I throw a veil over our sufferings. How we regretted the clean new post-house at Meana, and how glad we were to leave Turcomanchai[2] at the earliest break of dawn! The insects, however, were merely fleas, B flats, and those nameless to ears polite.

There was little or no snow on the road as we started, but it was sufficiently cold; the roads were hard, good, but full of loose stones.

Such was the journey—each day a repetition of that before it, varied only in weather.

February 12, after going 480 miles chupper, we were met about twenty miles from Teheran by Major S⸺, the director of the Persian telegraph department, Mr. B⸺, my medical chief, and Messrs. T⸺ and M⸺, secretaries of the English Legation, all friends of Colonel G⸺’s.

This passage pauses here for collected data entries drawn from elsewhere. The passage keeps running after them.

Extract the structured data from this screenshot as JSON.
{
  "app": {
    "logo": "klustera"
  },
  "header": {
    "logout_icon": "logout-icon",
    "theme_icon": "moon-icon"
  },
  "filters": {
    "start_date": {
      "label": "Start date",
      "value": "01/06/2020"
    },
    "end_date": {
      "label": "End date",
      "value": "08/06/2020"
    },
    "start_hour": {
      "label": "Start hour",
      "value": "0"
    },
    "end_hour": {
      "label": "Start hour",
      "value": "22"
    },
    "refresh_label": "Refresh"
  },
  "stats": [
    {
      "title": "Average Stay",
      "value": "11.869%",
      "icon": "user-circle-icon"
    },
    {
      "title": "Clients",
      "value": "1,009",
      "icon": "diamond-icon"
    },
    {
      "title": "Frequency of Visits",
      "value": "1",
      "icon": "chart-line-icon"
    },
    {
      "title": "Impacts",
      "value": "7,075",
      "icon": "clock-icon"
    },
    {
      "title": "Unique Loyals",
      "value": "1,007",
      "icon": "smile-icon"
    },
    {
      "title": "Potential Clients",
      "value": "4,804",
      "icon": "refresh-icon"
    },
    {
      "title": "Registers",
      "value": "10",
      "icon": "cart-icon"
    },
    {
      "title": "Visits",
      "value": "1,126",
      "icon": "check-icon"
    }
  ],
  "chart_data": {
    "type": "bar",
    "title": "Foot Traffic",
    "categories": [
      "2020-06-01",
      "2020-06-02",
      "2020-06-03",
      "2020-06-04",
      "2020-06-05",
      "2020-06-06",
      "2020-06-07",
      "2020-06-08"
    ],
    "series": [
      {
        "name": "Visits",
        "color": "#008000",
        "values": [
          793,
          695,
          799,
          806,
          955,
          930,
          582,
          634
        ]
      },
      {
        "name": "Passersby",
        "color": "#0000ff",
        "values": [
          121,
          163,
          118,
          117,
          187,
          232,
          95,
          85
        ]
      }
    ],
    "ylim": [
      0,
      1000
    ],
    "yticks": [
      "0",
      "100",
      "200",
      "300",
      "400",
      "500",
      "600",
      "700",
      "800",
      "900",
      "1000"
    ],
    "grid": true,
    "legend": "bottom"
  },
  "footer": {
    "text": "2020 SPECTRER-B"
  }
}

They escorted us to a place called Kerrij, a palace of the Shah’s, gave us a sumptuous dinner, and we lay down to sleep in huge rooms gay with paint, gilding, and coloured glass. A mighty brew of egg-flip prevented a wakeful night; and the next morning we rode over a muddy plain to Major S⸺’s house in Teheran, which was to be my home till I started for “down country.”

CHAPTER III.
TEHERAN.

Teheran—The Director’s house—Persian visits—Etiquette—Pipes, details of—Tumbakū—Ceremony—Anecdote—The voice of the sluggard—Persian medicine explained—My prospects as a medico—Zoological Gardens.

Teheran struck me as a poor place, particularly from the outside of the town; the streets were narrow, and the houses seemed mostly of plastered mud, or of mud alone. And when we reached Major S⸺’s house, on the outside the prospect was not inviting, but no sooner were we inside than everything was comfortable: good doors, good windows, carpets of great beauty, chairs—only try to do without these for a few days, and then, and then only, does one appreciate their comfort—big settees and divans, and a host of smart and attentive servants. Tea and pipes at once; a warm bath, much needed, in prospect, and, above all, the freedom from the morning’s call to boot-and-saddle at an unearthly hour.

No sooner was breakfast over than messages were for ever arriving for my chief as to what time he would receive this grandee or that friend; and shortly the ceremonious visits commenced. I was, of course, only too glad to see what a Persian visit was like.